The DC Arts and Humanities Education Collaborative is a non-profit organization dedicated to providing equitable access to arts education for all DC public and public charter schools for the growth of the whole child. The DC Collaborative believes that the arts—inclusive of music, visual arts, theater, dance and literary arts—are central to the education of every student. As a community-based partnership organization, almost 100 members strong, DCAHEC works with its partners to produce such exemplary programs as Arts for Every Student (AFES), Professional Development, and the recently launched Arts Education Initiative (AEI).

Members of the Collaborative include Adventure Theatre, Arena Stage, The Kennedy Center, the National Museum of African Art, The National Museum of Women in the Arts, the National Symphony Orchestra, Fords Theater, The Freer and Sackler Galleries and the Washington Bach Consort among many others. The Executive Director of the DC Collaborative was Louise Kennelly. In 2014, Lissa Rosenthal-Yoffe stepped into the role.

The DC Collaborative's Arts for Every Student program comprises both in school and out-of-school arts experiences, available to DC public and chartered school students without charge:

AFES at Cultural Institutions provides the DC public and chartered schools with access to age-appropriate cultural opportunities throughout the Washington Metropolitan area. The DC Collaborative's sponsorship ensures that under-served schools can benefit from the region's rich array of arts amenities. Excursions include storytelling presentations, music, dance and theater experiences including trips to the Kennedy Center and museums. These events connect to class-curriculum and help students develop critical-thinking skills. Participating organizations provide teachers with study materials, adding further incentive to integrate the arts into their daily lessons. In the 2008-2009 school year more than 33,000 students and teachers visited Cultural Institutions through AFES. Since 1998, the DC Collaborative has served 322,045 students and educators.

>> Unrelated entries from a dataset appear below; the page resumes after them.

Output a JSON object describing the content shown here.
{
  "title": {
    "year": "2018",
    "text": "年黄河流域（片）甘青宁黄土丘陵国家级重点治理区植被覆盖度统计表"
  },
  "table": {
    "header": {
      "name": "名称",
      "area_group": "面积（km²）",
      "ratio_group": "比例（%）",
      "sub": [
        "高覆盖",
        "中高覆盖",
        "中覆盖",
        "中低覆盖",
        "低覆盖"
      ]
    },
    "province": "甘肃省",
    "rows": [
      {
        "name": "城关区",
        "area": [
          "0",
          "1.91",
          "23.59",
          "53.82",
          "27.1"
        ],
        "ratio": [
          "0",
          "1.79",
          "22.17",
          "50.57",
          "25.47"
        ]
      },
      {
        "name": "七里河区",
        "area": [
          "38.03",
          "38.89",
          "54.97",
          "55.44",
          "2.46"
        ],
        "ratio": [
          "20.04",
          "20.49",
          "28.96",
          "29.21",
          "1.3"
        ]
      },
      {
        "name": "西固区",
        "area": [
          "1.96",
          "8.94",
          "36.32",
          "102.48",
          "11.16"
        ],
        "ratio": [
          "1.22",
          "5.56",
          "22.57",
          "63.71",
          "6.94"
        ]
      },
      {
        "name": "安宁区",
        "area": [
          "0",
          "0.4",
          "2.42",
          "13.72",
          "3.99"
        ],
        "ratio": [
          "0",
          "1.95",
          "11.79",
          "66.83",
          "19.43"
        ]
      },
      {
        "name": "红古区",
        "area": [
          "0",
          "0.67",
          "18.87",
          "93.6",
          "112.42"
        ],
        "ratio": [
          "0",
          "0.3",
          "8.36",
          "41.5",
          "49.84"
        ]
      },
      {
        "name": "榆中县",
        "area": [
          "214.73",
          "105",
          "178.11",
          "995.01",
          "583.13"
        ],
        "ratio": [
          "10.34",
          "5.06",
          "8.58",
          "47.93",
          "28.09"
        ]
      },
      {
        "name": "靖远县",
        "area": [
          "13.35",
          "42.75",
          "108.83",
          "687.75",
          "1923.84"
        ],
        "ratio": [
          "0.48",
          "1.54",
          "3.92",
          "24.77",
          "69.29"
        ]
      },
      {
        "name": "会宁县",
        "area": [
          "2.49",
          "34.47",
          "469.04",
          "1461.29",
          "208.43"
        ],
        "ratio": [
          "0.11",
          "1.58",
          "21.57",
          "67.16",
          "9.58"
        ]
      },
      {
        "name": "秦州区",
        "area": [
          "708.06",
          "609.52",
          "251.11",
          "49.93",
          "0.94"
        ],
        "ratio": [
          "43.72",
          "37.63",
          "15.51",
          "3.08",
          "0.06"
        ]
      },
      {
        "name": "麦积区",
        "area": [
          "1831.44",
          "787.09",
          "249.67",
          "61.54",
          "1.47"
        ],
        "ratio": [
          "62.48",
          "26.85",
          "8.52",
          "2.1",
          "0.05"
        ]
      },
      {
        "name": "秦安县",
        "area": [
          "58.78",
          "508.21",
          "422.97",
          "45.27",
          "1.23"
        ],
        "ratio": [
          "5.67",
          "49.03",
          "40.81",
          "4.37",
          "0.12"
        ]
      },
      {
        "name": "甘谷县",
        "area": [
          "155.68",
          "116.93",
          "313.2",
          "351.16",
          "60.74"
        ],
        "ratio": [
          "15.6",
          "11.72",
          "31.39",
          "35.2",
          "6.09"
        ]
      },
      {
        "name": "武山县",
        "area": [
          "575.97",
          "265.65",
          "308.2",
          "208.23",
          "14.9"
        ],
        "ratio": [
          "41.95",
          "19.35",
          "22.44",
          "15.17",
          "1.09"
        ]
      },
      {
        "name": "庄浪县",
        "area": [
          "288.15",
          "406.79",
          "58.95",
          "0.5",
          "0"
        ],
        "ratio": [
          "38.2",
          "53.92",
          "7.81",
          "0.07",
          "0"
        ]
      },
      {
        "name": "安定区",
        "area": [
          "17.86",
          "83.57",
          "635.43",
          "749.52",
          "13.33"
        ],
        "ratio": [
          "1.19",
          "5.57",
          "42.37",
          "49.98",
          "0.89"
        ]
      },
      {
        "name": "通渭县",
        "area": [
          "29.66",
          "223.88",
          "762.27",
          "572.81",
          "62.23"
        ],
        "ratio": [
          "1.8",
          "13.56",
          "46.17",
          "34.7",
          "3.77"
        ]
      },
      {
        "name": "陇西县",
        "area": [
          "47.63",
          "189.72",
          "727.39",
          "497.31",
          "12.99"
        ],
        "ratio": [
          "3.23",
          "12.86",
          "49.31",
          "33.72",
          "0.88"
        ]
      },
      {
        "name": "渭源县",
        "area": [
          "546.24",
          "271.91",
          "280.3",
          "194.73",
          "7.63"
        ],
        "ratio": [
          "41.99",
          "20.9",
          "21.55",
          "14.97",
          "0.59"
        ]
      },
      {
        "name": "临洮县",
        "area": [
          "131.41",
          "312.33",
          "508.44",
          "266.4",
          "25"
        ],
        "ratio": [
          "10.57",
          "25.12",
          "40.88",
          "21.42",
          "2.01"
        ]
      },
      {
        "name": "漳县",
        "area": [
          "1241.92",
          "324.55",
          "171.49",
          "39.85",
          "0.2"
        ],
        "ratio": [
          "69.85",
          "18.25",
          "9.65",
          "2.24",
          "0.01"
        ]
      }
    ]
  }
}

AFES In School is an alliance between the DC Collaborative and Washington Performing Arts Society's (WPAS) Concerts in Schools program. From WPAS's impressive roster, teachers can select "visiting artists" that perform free of charge. The live presentations, supporting workshops, and lecture/demonstrations enhance students' understanding of and appreciation for the arts and humanities. This on-site program also encourages teachers to incorporate cultural activities in the classroom more often.

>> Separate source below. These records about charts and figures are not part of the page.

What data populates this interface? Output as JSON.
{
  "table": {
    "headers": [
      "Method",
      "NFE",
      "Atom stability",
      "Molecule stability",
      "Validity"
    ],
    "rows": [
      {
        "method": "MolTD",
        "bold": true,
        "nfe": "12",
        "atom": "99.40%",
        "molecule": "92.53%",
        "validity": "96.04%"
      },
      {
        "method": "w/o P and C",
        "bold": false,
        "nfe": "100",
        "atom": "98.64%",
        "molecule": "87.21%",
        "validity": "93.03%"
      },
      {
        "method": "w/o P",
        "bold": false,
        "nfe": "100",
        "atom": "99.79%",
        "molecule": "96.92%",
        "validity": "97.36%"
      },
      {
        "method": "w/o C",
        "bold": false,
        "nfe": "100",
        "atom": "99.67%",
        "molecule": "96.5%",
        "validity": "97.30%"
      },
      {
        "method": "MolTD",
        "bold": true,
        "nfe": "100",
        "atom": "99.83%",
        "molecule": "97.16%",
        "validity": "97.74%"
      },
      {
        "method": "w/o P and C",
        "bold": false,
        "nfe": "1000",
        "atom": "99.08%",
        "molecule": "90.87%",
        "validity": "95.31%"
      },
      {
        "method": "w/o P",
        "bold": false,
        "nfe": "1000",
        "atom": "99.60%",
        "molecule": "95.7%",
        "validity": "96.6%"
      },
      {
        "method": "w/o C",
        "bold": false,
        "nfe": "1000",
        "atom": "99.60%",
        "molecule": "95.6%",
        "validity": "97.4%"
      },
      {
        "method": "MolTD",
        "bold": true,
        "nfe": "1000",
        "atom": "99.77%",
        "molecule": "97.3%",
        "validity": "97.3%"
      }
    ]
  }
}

==Professional Development==

The Professional Development program is a key component of the DC Collaborative’s continuing education agenda for teachers, arts educators, and arts organization staff.

The DC Collaborative, in conjunction with member cultural organizations, offers workshops that focus on dance, visual arts, humanities, theater, and music. Each workshop highlights different topics within these disciplines. These workshops take place throughout the year at the hosting cultural organization.

In addition, the DC Collaborative offers in-school Professional Development Workshops. These site-based workshops support the DC Collaborative’s goal of helping teachers invigorate their classrooms through the arts. In-School professional development workshops are available by request and can either coincide with staff development days or take place during other approved times.

The DC Collaborative also offers content forums. Through frequent discussions and special workshops, the education staff of arts organizations learn about specifics of DCPS content standards, for example, and other curriculum requirements to be able to adapt their offerings to better meet classroom needs.

==Arts Education Initiative==

In Spring 2005, the DC Collaborative launched the Arts Education Initiative (AEI), a multifaceted pilot project to establish a District-wide Arts Education Plan that includes arts experiences, arts learning, and arts integration. The DC Commission on the Arts and Humanities and the Ford Foundation serve as our founding partners for the AEI, and have provided generous funding for this endeavor. Through a comprehensive partnership with several DC public and chartered public schools, the DC Collaborative has developed, piloted, refined, and adopted a model process for collaboration in an urban school setting, to effect school change and enhance student learning. AEI enables collaborators, classroom teachers, school arts specialists, teaching artists, and cultural organizations to plan, lead, and evaluate each partner school's arts education programming more effectively. As a result, all schools involved in the AEI have greater access to equitable, high-quality arts education opportunities that support local learning standards and curriculum objectives.